De kern van deze motie was dat in de motivering participatie nu ook moet worden toegelicht hoe invulling is gegeven aan het eigen participatiebeleid van het bevoegd gezag. In dat eigen participatiebeleid zit voor veel overheden de crux: een groot deel had namelijk nog geen participatiebeleid. Als gevolg van de motie-Nooren zijn veel overheden hier de afgelopen jaren mee aan de slag gegaan.

Belangrijkste uitgangspunten zijn te vinden in lokaal beleid

De belangrijkste uitgangspunten voor participatie zijn sinds 1 januari van dit jaar dus terug te vinden in beleidsstukken van de desbetreffende gemeente of provincie. In de Omgevingswet staat niet veel meer dan: a) zie het lokale beleid, b) geef aan hoe u hier invulling aan wilt geven en c) leg achteraf verantwoording af over de manier waarop dat is gebeurd.

De meeste gemeenten en provincies hebben dit gedaan met een inspraak- en participatieverordening, eventueel aangevuld met lokaal participatiebeleid, waarin uitgangspunten over de verordening verder worden uitgewerkt.

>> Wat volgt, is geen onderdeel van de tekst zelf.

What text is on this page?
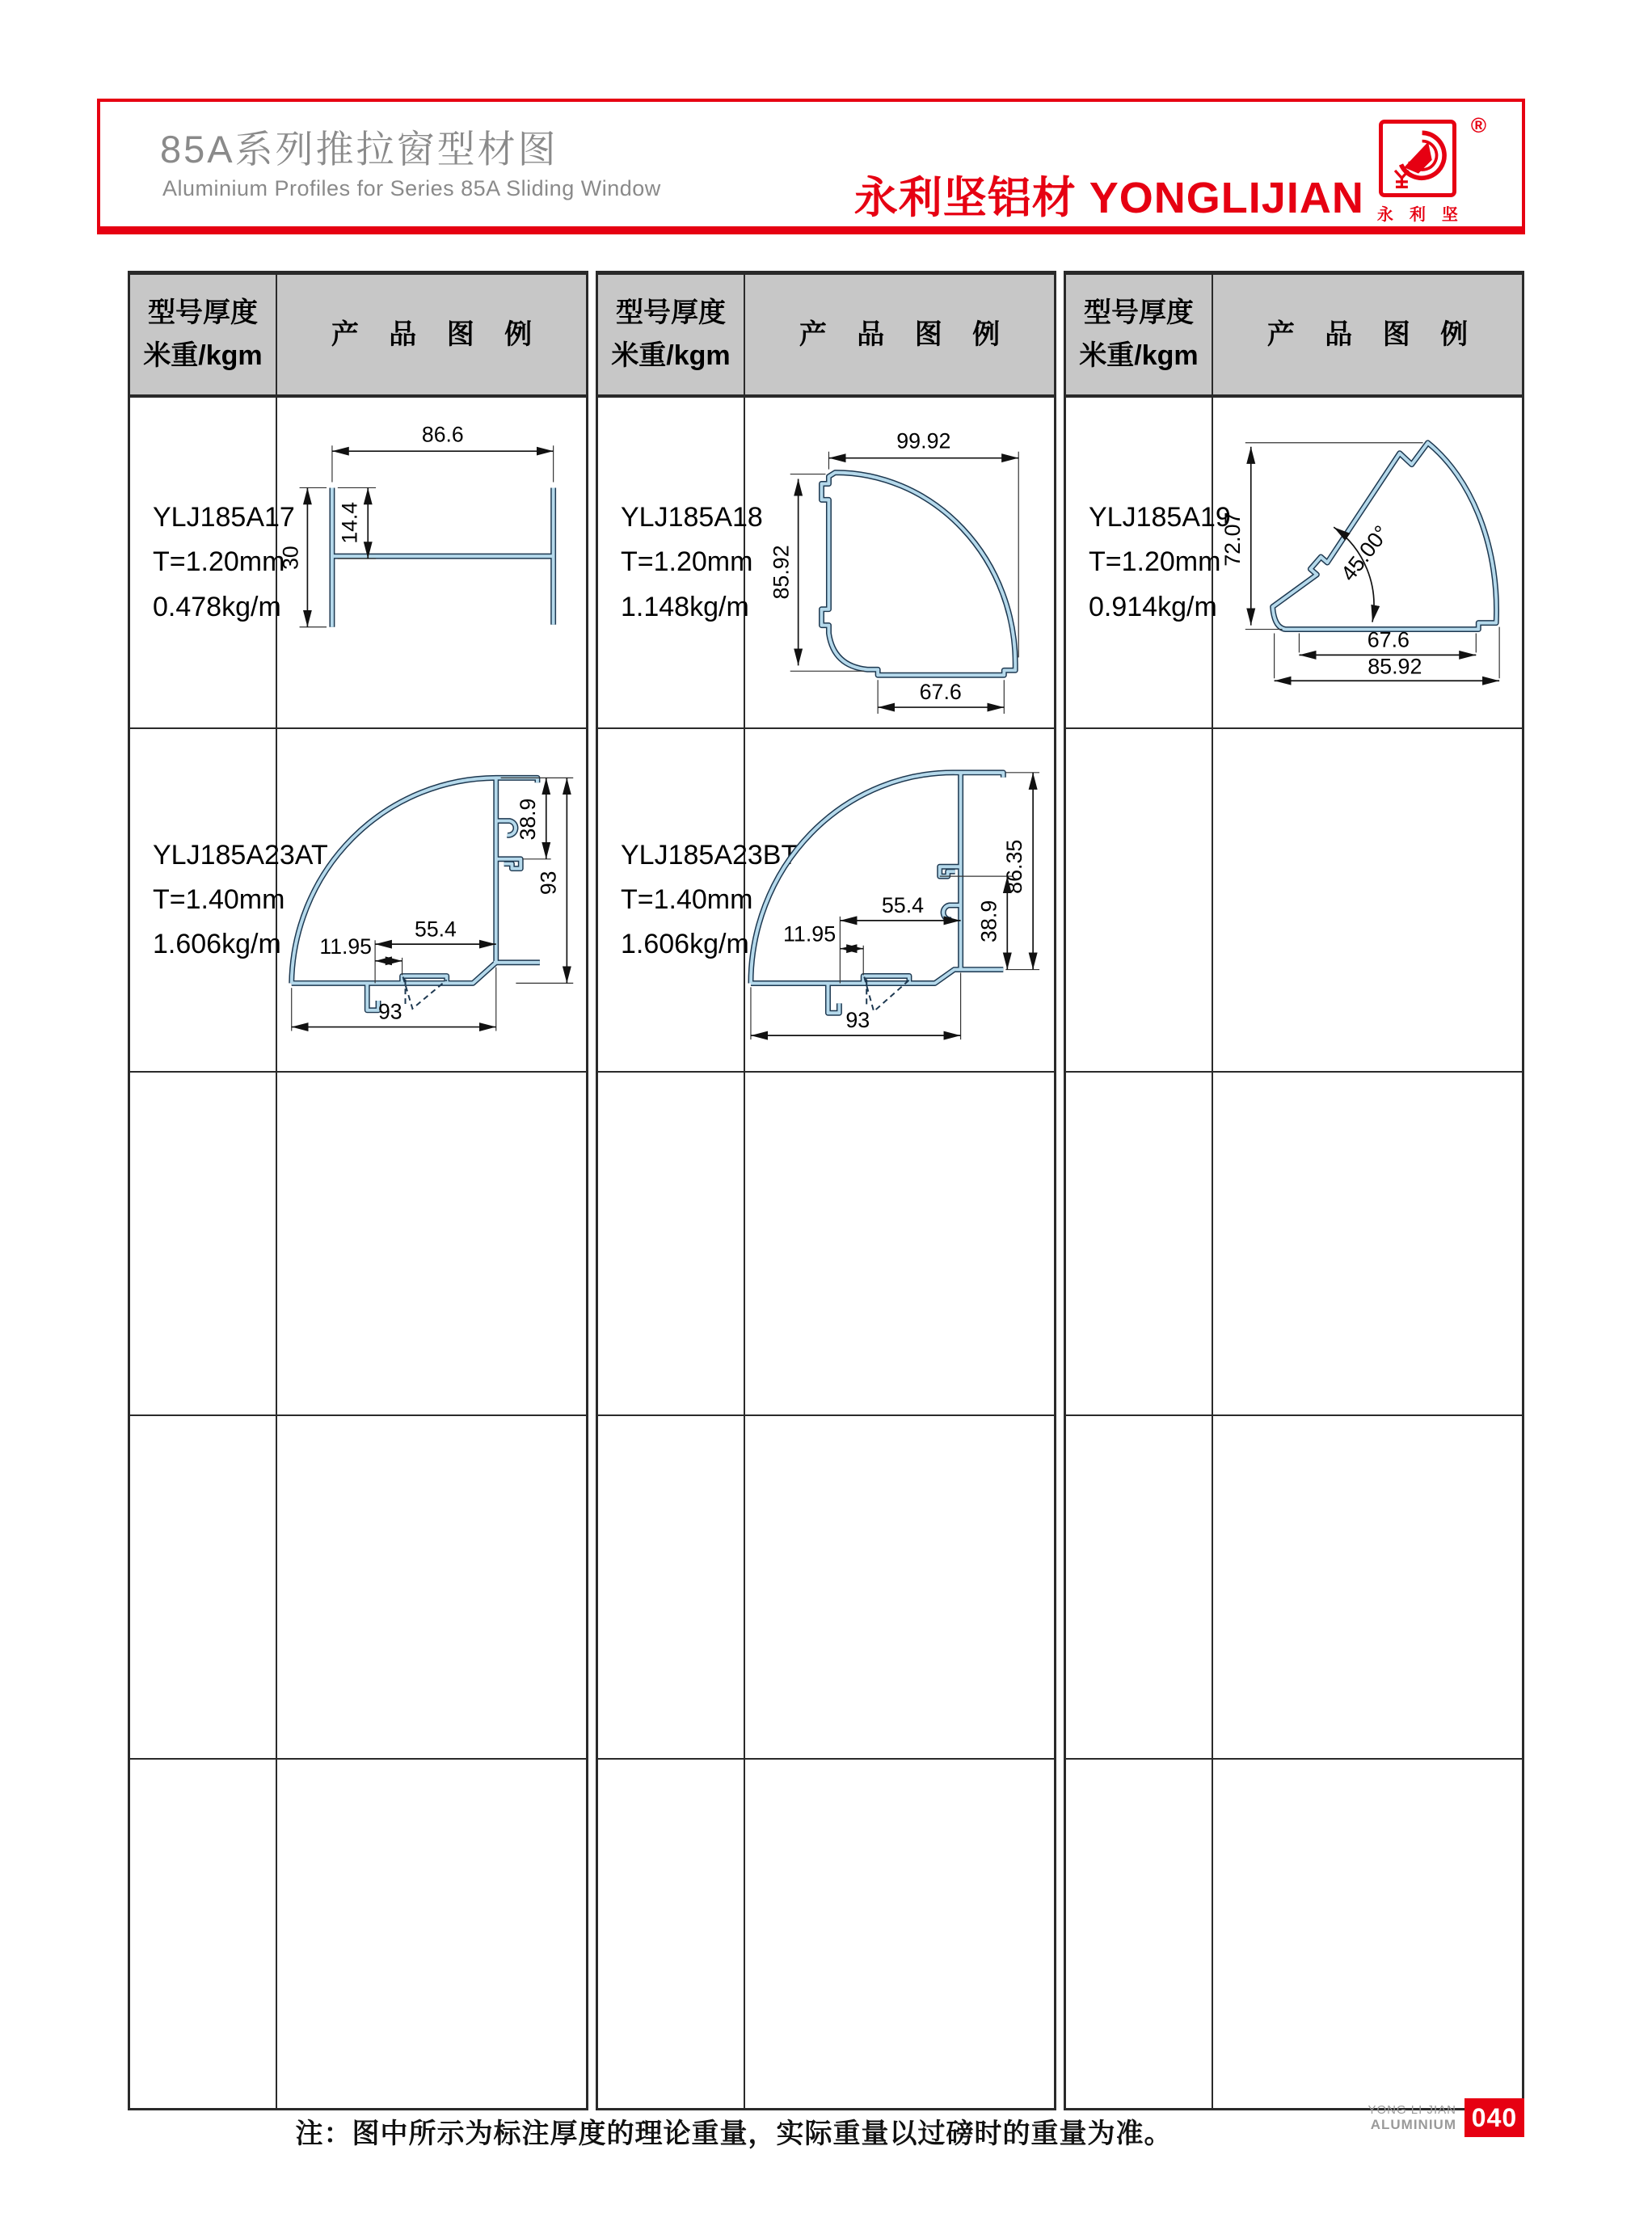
85A系列推拉窗型材图
Aluminium Profiles for Series 85A Sliding Window	永利坚铝材 YONGLIJIAN 永 利 坚
®
型号厚度
米重/kgm
产 品 图 例
YLJ185A17
T=1.20mm
0.478kg/m
86.6
30
14.4
YLJ185A23AT
T=1.40mm
1.606kg/m
38.9
93
55.4
11.95
93
型号厚度
米重/kgm
产 品 图 例
YLJ185A18
T=1.20mm
1.148kg/m
99.92
85.92
67.6
YLJ185A23BT
T=1.40mm
1.606kg/m
86.35
38.9
55.4
11.95
93
型号厚度
米重/kgm
产 品 图 例
YLJ185A19
T=1.20mm
0.914kg/m
72.07	45.00°
67.6
85.92
注：图中所示为标注厚度的理论重量，实际重量以过磅时的重量为准。
YONG LI JIAN
ALUMINIUM 040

Hierin geven gemeenten hun visie op participatie, de rol van raad, college en bewoners, en geven ze in veel gevallen een aantal uitgangspunten mee voor het kiezen van de juiste aanpak in een specifiek geval.

Zie bijvoorbeeld de gloednieuwe participatieverordening van de gemeente Rijswijk, waarin de uitgangspunten ‘Rijswijker centraal’, ‘Proces zorgvuldig, verwachtingen helder’ en ‘Iedereen kan meedoen’ het vertrekpunt zijn.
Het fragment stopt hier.